Second Section: the second
categorical imperative
• Note that in all of his examples, Kant seeks
to infer our moral duties from the Supreme
Categorical Imperative (FP, p.659).
• “The foregoing are a few of the many actual
duties, or at least of duties we hold to be
actual, whose derivation form the one stated
principle is clear” (FP, p.659).
Second Section: on transgression
• Kant suggests that when we shirk our moral
duty we do not do so by not willing that our
maxims become universal laws.

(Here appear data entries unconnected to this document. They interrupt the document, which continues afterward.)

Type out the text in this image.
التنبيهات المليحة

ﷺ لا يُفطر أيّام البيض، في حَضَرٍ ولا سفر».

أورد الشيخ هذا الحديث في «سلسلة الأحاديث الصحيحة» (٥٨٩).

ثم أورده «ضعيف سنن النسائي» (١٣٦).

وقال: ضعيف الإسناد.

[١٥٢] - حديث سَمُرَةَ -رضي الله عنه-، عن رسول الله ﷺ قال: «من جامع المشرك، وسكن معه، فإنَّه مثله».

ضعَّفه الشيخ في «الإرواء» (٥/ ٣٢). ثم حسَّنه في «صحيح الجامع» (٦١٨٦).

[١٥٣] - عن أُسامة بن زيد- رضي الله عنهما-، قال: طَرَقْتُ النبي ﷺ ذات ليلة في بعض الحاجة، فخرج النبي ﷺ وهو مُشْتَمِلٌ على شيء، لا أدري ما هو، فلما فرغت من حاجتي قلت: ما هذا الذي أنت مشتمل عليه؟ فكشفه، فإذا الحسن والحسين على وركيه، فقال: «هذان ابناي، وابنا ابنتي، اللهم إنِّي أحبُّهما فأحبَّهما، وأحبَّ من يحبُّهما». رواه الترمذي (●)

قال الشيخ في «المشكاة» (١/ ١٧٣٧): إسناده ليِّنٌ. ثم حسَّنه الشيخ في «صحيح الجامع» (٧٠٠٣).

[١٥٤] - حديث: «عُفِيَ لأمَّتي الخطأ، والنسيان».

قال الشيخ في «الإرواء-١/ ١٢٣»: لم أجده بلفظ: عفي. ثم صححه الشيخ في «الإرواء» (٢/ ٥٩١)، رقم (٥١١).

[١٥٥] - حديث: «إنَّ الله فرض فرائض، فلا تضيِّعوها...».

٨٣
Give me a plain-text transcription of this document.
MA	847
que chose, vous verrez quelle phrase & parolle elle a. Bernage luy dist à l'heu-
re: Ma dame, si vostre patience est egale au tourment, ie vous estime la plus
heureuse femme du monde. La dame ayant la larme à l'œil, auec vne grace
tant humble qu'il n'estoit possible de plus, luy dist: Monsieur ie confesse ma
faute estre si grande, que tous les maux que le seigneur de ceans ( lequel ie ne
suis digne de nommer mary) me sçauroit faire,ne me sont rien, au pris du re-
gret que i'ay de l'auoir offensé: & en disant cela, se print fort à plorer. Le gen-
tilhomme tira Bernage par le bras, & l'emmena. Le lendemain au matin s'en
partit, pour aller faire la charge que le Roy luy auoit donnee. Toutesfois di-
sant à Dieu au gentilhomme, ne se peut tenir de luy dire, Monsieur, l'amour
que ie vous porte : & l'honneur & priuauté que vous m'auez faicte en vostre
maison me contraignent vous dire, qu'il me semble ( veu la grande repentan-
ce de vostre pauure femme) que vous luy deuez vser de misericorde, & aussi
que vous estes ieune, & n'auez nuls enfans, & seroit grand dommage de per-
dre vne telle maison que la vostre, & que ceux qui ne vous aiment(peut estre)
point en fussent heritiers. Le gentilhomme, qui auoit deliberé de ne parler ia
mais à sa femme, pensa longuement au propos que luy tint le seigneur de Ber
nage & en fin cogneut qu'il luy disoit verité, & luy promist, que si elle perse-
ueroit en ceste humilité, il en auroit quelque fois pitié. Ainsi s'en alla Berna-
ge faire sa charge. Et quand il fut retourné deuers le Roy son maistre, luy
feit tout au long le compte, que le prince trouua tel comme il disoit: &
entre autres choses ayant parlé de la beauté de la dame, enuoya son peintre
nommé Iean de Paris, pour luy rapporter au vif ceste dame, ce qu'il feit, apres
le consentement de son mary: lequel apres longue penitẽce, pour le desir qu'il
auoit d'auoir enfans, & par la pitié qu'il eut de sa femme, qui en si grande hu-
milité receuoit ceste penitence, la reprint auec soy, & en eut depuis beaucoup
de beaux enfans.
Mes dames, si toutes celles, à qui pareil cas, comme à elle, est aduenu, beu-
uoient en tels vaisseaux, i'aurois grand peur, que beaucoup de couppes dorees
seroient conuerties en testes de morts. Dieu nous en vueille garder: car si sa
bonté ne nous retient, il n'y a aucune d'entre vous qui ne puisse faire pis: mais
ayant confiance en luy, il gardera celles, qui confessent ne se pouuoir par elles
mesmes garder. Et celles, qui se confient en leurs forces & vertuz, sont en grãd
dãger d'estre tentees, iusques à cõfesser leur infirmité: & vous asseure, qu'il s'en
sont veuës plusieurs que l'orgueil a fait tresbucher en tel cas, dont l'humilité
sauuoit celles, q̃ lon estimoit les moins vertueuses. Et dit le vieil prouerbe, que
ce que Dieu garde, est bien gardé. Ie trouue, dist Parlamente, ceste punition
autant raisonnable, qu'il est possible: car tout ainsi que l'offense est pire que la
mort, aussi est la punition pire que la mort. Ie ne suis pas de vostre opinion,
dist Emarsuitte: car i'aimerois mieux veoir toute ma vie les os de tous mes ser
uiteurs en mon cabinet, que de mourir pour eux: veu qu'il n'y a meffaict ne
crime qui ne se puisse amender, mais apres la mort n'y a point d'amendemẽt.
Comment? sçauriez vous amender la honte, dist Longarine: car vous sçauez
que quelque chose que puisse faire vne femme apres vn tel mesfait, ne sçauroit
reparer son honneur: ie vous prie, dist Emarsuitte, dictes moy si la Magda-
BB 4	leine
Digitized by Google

Rather, we
take the liberty of viewing ourselves as the
exception, even if only ‘momentarily’ (FP,
p.660).
• Is he right?
Second Section: Rational beings as ends in themselves
• The third version of the supreme categorical imperative
rests on a recognition that each of us, when we will an
action, treat ourselves as ends in ourselves ... not merely as
means. Since we could not (without contradiction) will
ourselves to be regarded as means only, we ought not to
treat other rational beings in this way (FP, p.662).
• This is true whether we talk of hypothetical or categorical
imperatives (FP, pp.661-62).
• This Kant contends, is a duty of every rational agent (FP,
p.662).
• The ‘third version’ reads: “Act so that you treat humanity,
whether in your own person or in that of another, always as
an end and never as a means only” (FP, p.662).